Tous ceux qui ont vu, au moment de sa sortie, en 1982, ou après, le génial film de Ridley Scott, Blade Runner, ne peuvent avoir oublié cette formidable métaphore de la condition humaine, dans laquelle un policier de Los Angeles traque des androïdes pratiquement indiscernables des humains, des « réplicants » à durée de vie limitée, fabriqués pour remplacer les hommes dans les tâches pénibles, qui se sont révoltés et tuent les humains quand ils sont repérés. Parmi eux, des êtres si proches de nous que des humains en tombent amoureux, ou qu’eux-mêmes refusent de croire qu’ils ne sont pas humains.
On se souvient moins que l’action de ce film est supposée se dérouler exactement aujourd’hui, à la fin de l’année 2019. Et que bien des choses que l’on y voit étaient prémonitoires : des espèces animales ayant entièrement disparu, un environnement extrêmement pollué, des villes où se mêlent des taudis pour le peuple et de très grands immeubles pour les riches ; des panneaux publicitaires envahissants (pour des entreprises ayant, pour certaines d’entre elles, fait faillite depuis lors).
Certaines prévisions ne sont pas réalisées pour l’instant : il n’y a pas encore d’androïdes génétiques ni de voitures volantes, et rien n’est fait pour inciter les humains à émigrer vers des planètes qui seraient plus vivables.
Même si ce film est aujourd’hui considéré comme un des grands classiques de l’histoire du cinéma, le message qu’il véhicule et le cri d’alarme qu’il a lancé n’ont pas été entendus. Pourtant tout se met en place pour que le monde à venir ressemble à ce qu’il décrit.
Ce film n’est qu’un exemple, parmi d’autres, de la façon dont les artistes tentent depuis toujours d’imaginer l’avenir, et de nous dire ce qu’il faut en craindre et en espérer. Ils le font de diverses façons, certaines plus efficaces que d’autres. La littérature et le cinéma sont particulièrement intéressés par la délivrance de ces messages. L’art plastique, lui, a moins exploré cet univers, et s’est montré plus occupé, en général, à décrire, à réinventer, le passé et le présent. Tandis qu’une partie de l’art contemporain est avant tout soucieuse de dénoncer le vide de notre société et la futilité du monde, parfois à travers sa propre futilité, comme le fait aujourd’hui, après tant d’autres, le grand artiste italien Maurizio Cattelan, avec cette banane scotchée au mur du stand de sa galerie lors de la foire d’art contemporain Art Basel à Miami.

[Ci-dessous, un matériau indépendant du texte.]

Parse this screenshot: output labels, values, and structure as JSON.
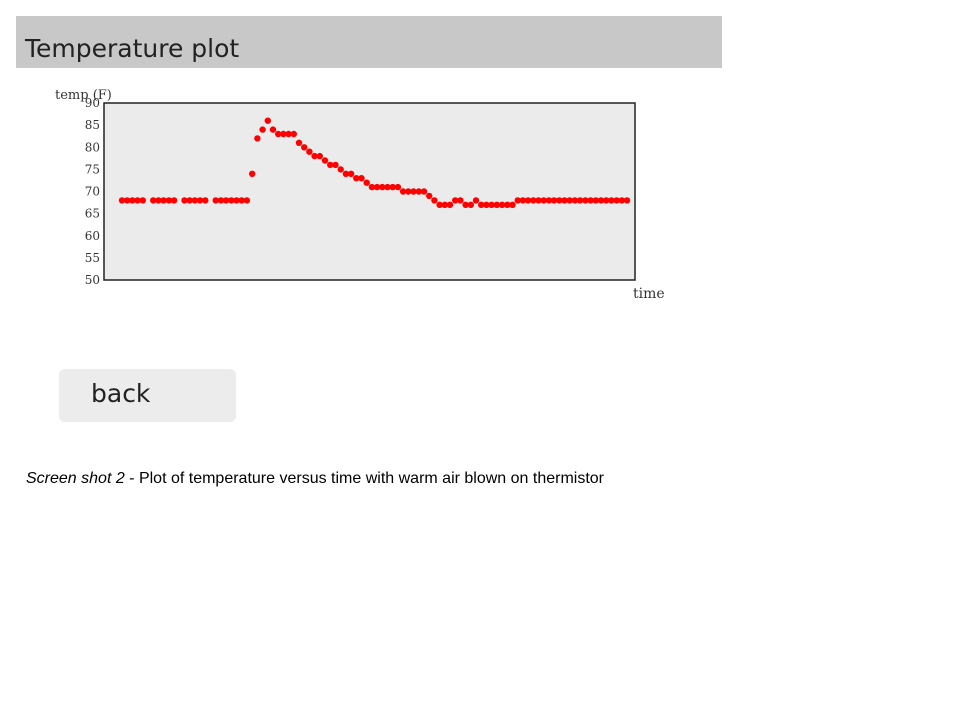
{
  "header": {
    "title": "Temperature plot"
  },
  "chart_data": {
    "type": "scatter",
    "ylabel": "temp (F)",
    "xlabel": "time",
    "ylim": [
      50,
      90
    ],
    "yticks": [
      90,
      85,
      80,
      75,
      70,
      65,
      60,
      55,
      50
    ],
    "marker_color": "#ff0000",
    "plot_background": "#ebebeb",
    "x": [
      1,
      2,
      3,
      4,
      5,
      7,
      8,
      9,
      10,
      11,
      13,
      14,
      15,
      16,
      17,
      19,
      20,
      21,
      22,
      23,
      24,
      25,
      26,
      27,
      28,
      29,
      30,
      31,
      32,
      33,
      34,
      35,
      36,
      37,
      38,
      39,
      40,
      41,
      42,
      43,
      44,
      45,
      46,
      47,
      48,
      49,
      50,
      51,
      52,
      53,
      54,
      55,
      56,
      57,
      58,
      59,
      60,
      61,
      62,
      63,
      64,
      65,
      66,
      67,
      68,
      69,
      70,
      71,
      72,
      73,
      74,
      75,
      76,
      77,
      78,
      79,
      80,
      81,
      82,
      83,
      84,
      85,
      86,
      87,
      88,
      89,
      90,
      91,
      92,
      93,
      94,
      95,
      96,
      97,
      98
    ],
    "values": [
      68,
      68,
      68,
      68,
      68,
      68,
      68,
      68,
      68,
      68,
      68,
      68,
      68,
      68,
      68,
      68,
      68,
      68,
      68,
      68,
      68,
      68,
      74,
      82,
      84,
      86,
      84,
      83,
      83,
      83,
      83,
      81,
      80,
      79,
      78,
      78,
      77,
      76,
      76,
      75,
      74,
      74,
      73,
      73,
      72,
      71,
      71,
      71,
      71,
      71,
      71,
      70,
      70,
      70,
      70,
      70,
      69,
      68,
      67,
      67,
      67,
      68,
      68,
      67,
      67,
      68,
      67,
      67,
      67,
      67,
      67,
      67,
      67,
      68,
      68,
      68,
      68,
      68,
      68,
      68,
      68,
      68,
      68,
      68,
      68,
      68,
      68,
      68,
      68,
      68,
      68,
      68,
      68,
      68,
      68
    ]
  },
  "back_button": {
    "label": "back"
  },
  "caption": {
    "italic_part": "Screen shot 2",
    "rest": " - Plot of temperature versus time with warm air blown on thermistor"
  }
}
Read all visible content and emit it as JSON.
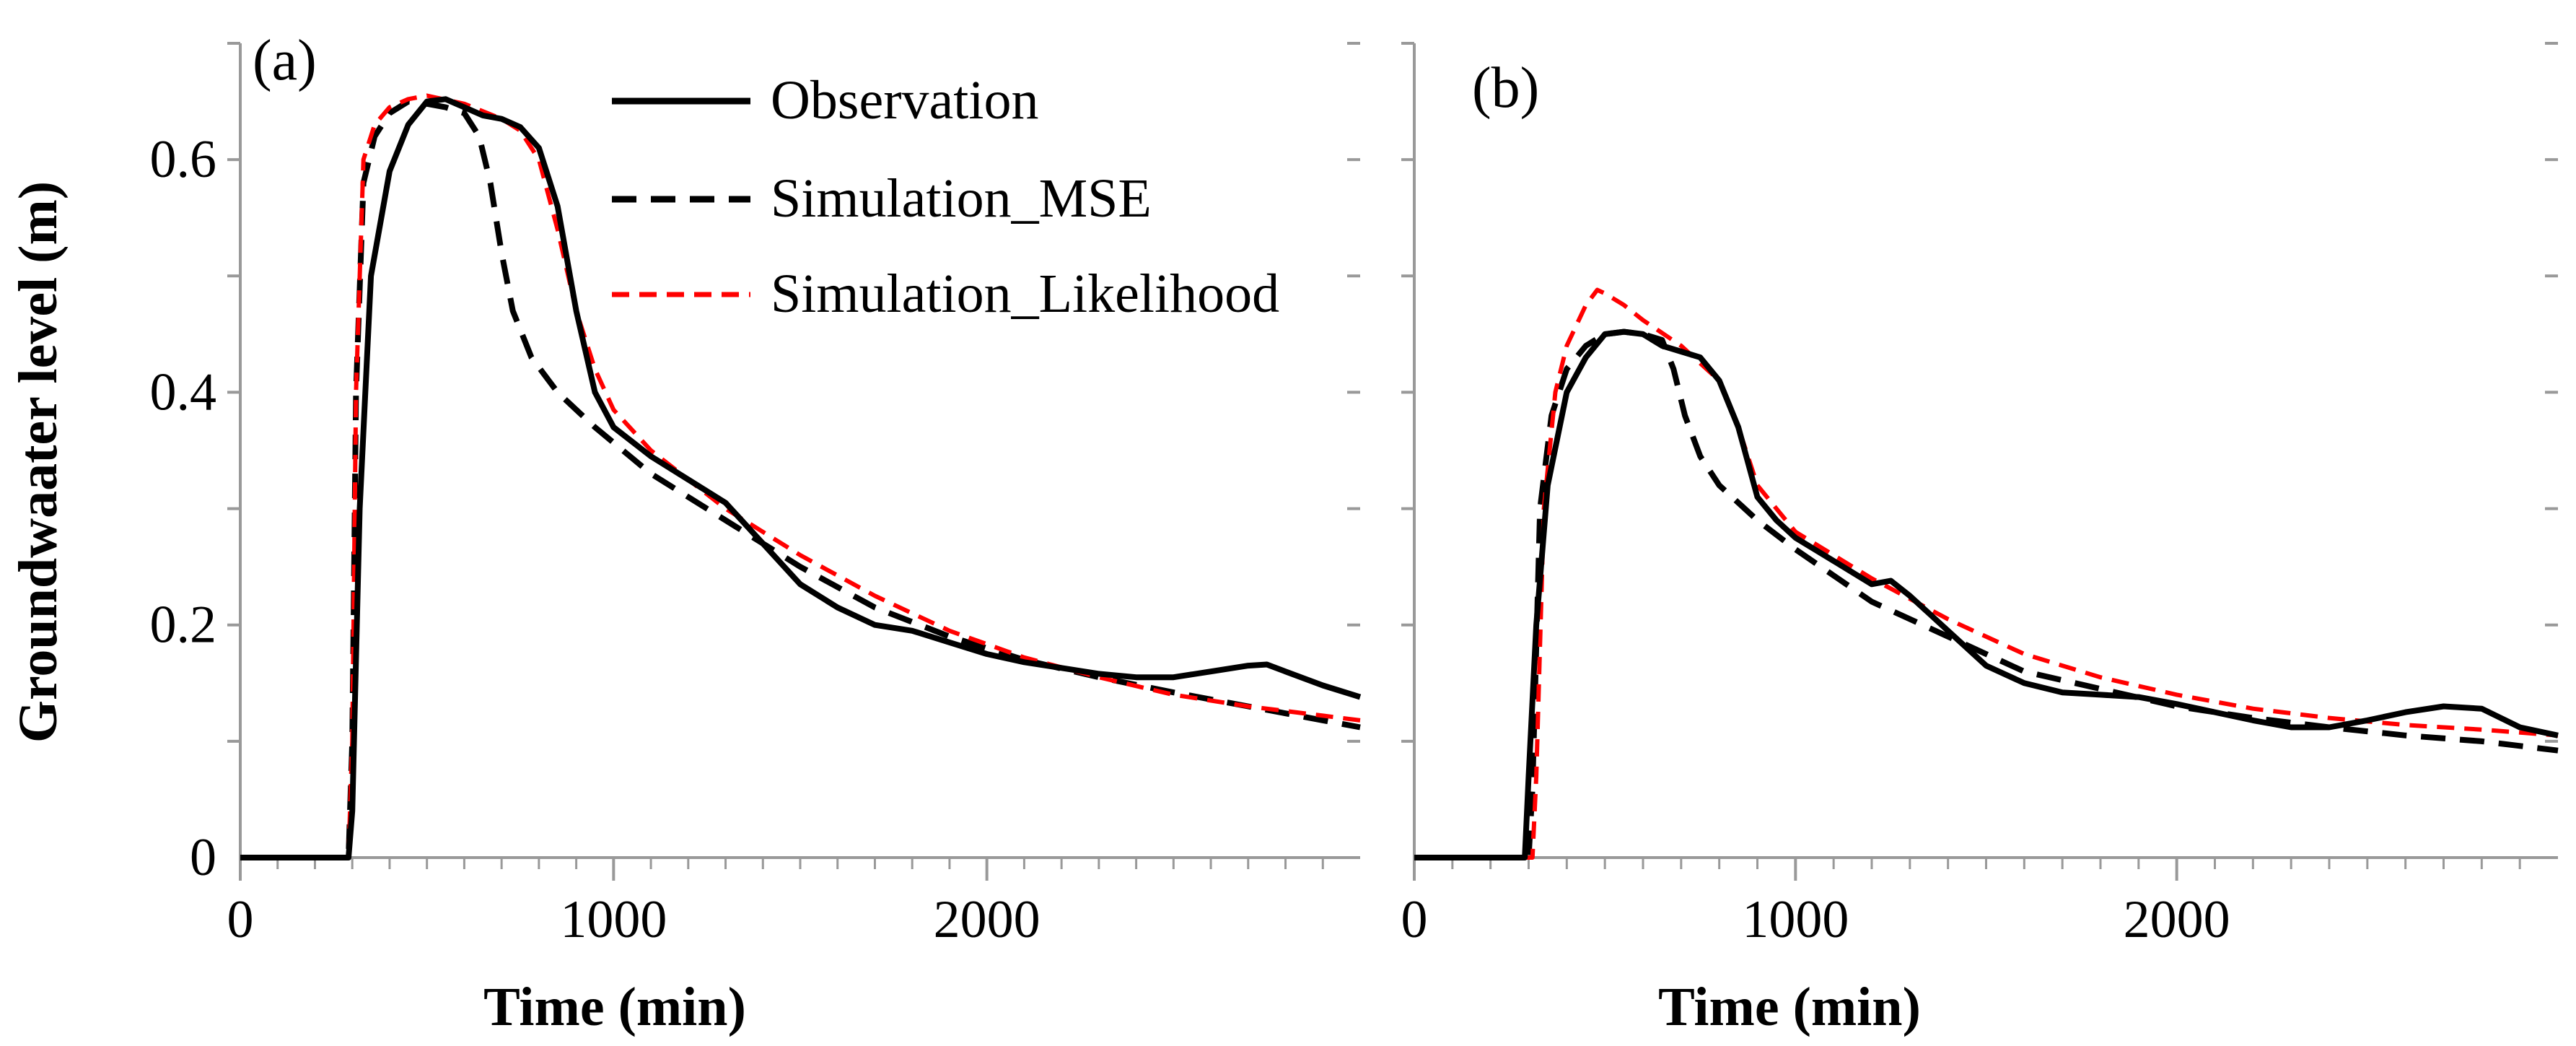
{
  "chart_data": [
    {
      "type": "line",
      "panel_label": "(a)",
      "xlabel": "Time (min)",
      "ylabel": "Groundwaater level (m)",
      "xlim": [
        0,
        3000
      ],
      "ylim": [
        0,
        0.7
      ],
      "xticks": [
        {
          "value": 0,
          "label": "0"
        },
        {
          "value": 1000,
          "label": "1000"
        },
        {
          "value": 2000,
          "label": "2000"
        }
      ],
      "yticks": [
        {
          "value": 0,
          "label": "0"
        },
        {
          "value": 0.2,
          "label": "0.2"
        },
        {
          "value": 0.4,
          "label": "0.4"
        },
        {
          "value": 0.6,
          "label": "0.6"
        }
      ],
      "legend": {
        "position": "top-right",
        "show": true
      },
      "series": [
        {
          "name": "Observation",
          "color": "#000000",
          "style": "solid",
          "x": [
            0,
            290,
            300,
            320,
            350,
            400,
            450,
            500,
            550,
            600,
            650,
            700,
            750,
            800,
            850,
            900,
            950,
            1000,
            1100,
            1200,
            1300,
            1400,
            1500,
            1600,
            1700,
            1800,
            1900,
            2000,
            2100,
            2200,
            2300,
            2400,
            2500,
            2600,
            2700,
            2750,
            2800,
            2900,
            3000
          ],
          "y": [
            0,
            0,
            0.04,
            0.3,
            0.5,
            0.59,
            0.63,
            0.65,
            0.652,
            0.645,
            0.638,
            0.635,
            0.628,
            0.61,
            0.56,
            0.47,
            0.4,
            0.37,
            0.345,
            0.325,
            0.305,
            0.27,
            0.235,
            0.215,
            0.2,
            0.195,
            0.185,
            0.175,
            0.168,
            0.163,
            0.158,
            0.155,
            0.155,
            0.16,
            0.165,
            0.166,
            0.16,
            0.148,
            0.138
          ]
        },
        {
          "name": "Simulation_MSE",
          "color": "#000000",
          "style": "dashed",
          "x": [
            0,
            290,
            300,
            310,
            330,
            360,
            400,
            450,
            500,
            550,
            600,
            640,
            670,
            700,
            730,
            780,
            850,
            950,
            1100,
            1300,
            1500,
            1700,
            1900,
            2100,
            2300,
            2500,
            2700,
            2900,
            3000
          ],
          "y": [
            0,
            0,
            0.1,
            0.4,
            0.58,
            0.62,
            0.64,
            0.65,
            0.648,
            0.645,
            0.64,
            0.62,
            0.58,
            0.52,
            0.47,
            0.43,
            0.4,
            0.37,
            0.33,
            0.29,
            0.25,
            0.215,
            0.19,
            0.17,
            0.155,
            0.142,
            0.13,
            0.118,
            0.112
          ]
        },
        {
          "name": "Simulation_Likelihood",
          "color": "#ff0000",
          "style": "dashed",
          "x": [
            0,
            290,
            300,
            310,
            330,
            360,
            400,
            450,
            500,
            600,
            700,
            750,
            800,
            850,
            900,
            950,
            1000,
            1100,
            1300,
            1500,
            1700,
            1900,
            2100,
            2300,
            2500,
            2700,
            2900,
            3000
          ],
          "y": [
            0,
            0,
            0.1,
            0.4,
            0.6,
            0.63,
            0.645,
            0.652,
            0.655,
            0.648,
            0.635,
            0.625,
            0.6,
            0.54,
            0.47,
            0.42,
            0.385,
            0.35,
            0.3,
            0.26,
            0.225,
            0.195,
            0.172,
            0.155,
            0.14,
            0.13,
            0.122,
            0.118
          ]
        }
      ]
    },
    {
      "type": "line",
      "panel_label": "(b)",
      "xlabel": "Time (min)",
      "ylabel": "",
      "xlim": [
        0,
        3000
      ],
      "ylim": [
        0,
        0.7
      ],
      "xticks": [
        {
          "value": 0,
          "label": "0"
        },
        {
          "value": 1000,
          "label": "1000"
        },
        {
          "value": 2000,
          "label": "2000"
        }
      ],
      "yticks": [],
      "legend": {
        "show": false
      },
      "series": [
        {
          "name": "Observation",
          "color": "#000000",
          "style": "solid",
          "x": [
            0,
            290,
            300,
            320,
            350,
            400,
            450,
            500,
            550,
            600,
            650,
            700,
            750,
            800,
            850,
            900,
            950,
            1000,
            1100,
            1200,
            1250,
            1300,
            1400,
            1500,
            1600,
            1700,
            1800,
            1900,
            2000,
            2100,
            2200,
            2300,
            2400,
            2500,
            2600,
            2700,
            2800,
            2900,
            3000
          ],
          "y": [
            0,
            0,
            0.07,
            0.2,
            0.32,
            0.4,
            0.43,
            0.45,
            0.452,
            0.45,
            0.44,
            0.435,
            0.43,
            0.41,
            0.37,
            0.31,
            0.29,
            0.275,
            0.255,
            0.235,
            0.238,
            0.225,
            0.195,
            0.165,
            0.15,
            0.142,
            0.14,
            0.138,
            0.132,
            0.125,
            0.118,
            0.112,
            0.112,
            0.118,
            0.125,
            0.13,
            0.128,
            0.112,
            0.105
          ]
        },
        {
          "name": "Simulation_MSE",
          "color": "#000000",
          "style": "dashed",
          "x": [
            0,
            300,
            310,
            330,
            360,
            400,
            450,
            500,
            550,
            600,
            650,
            680,
            710,
            750,
            800,
            900,
            1000,
            1200,
            1400,
            1600,
            1800,
            2000,
            2200,
            2400,
            2600,
            2800,
            3000
          ],
          "y": [
            0,
            0,
            0.06,
            0.3,
            0.38,
            0.42,
            0.44,
            0.45,
            0.452,
            0.45,
            0.445,
            0.42,
            0.38,
            0.345,
            0.32,
            0.29,
            0.265,
            0.22,
            0.19,
            0.16,
            0.145,
            0.13,
            0.12,
            0.112,
            0.105,
            0.1,
            0.092
          ]
        },
        {
          "name": "Simulation_Likelihood",
          "color": "#ff0000",
          "style": "dashed",
          "x": [
            0,
            310,
            320,
            340,
            370,
            400,
            450,
            480,
            500,
            550,
            600,
            700,
            800,
            850,
            900,
            950,
            1000,
            1200,
            1400,
            1600,
            1800,
            2000,
            2200,
            2400,
            2600,
            2800,
            3000
          ],
          "y": [
            0,
            0,
            0.07,
            0.3,
            0.4,
            0.44,
            0.475,
            0.488,
            0.485,
            0.475,
            0.462,
            0.44,
            0.41,
            0.37,
            0.32,
            0.3,
            0.28,
            0.24,
            0.205,
            0.175,
            0.155,
            0.14,
            0.128,
            0.12,
            0.114,
            0.11,
            0.105
          ]
        }
      ]
    }
  ]
}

Qu’est-ce qui aura plus d’effet pour nous réveiller : la dénonciation des risques à long terme, ou celle de l’aveuglement du présent ? Les deux sont inséparables. L’une se nourrit de l’autre. Cela rejoint d’autres enjeux, bien plus ouvertement politiques, où la tyrannie du court terme empêche de voir les exigences du long terme. Les deux ne sont pas entendus… Cocktail explosif.
L’art pourra-t-il aider à prendre conscience de l’importance qu’il y a à prendre en compte l’intérêt des générations futures dans nos décisions ? Même si l’art n’est pas supposé avoir de fonction politique, même si l’artiste n’est pas supposé parler d’autre chose que de son regard sensible et personnel, même si l’artiste n’est pas supposé être autre chose qu’égoïstement créatif, il est trop urgent d’agir pour négliger cette voie vers une prise de conscience vitale.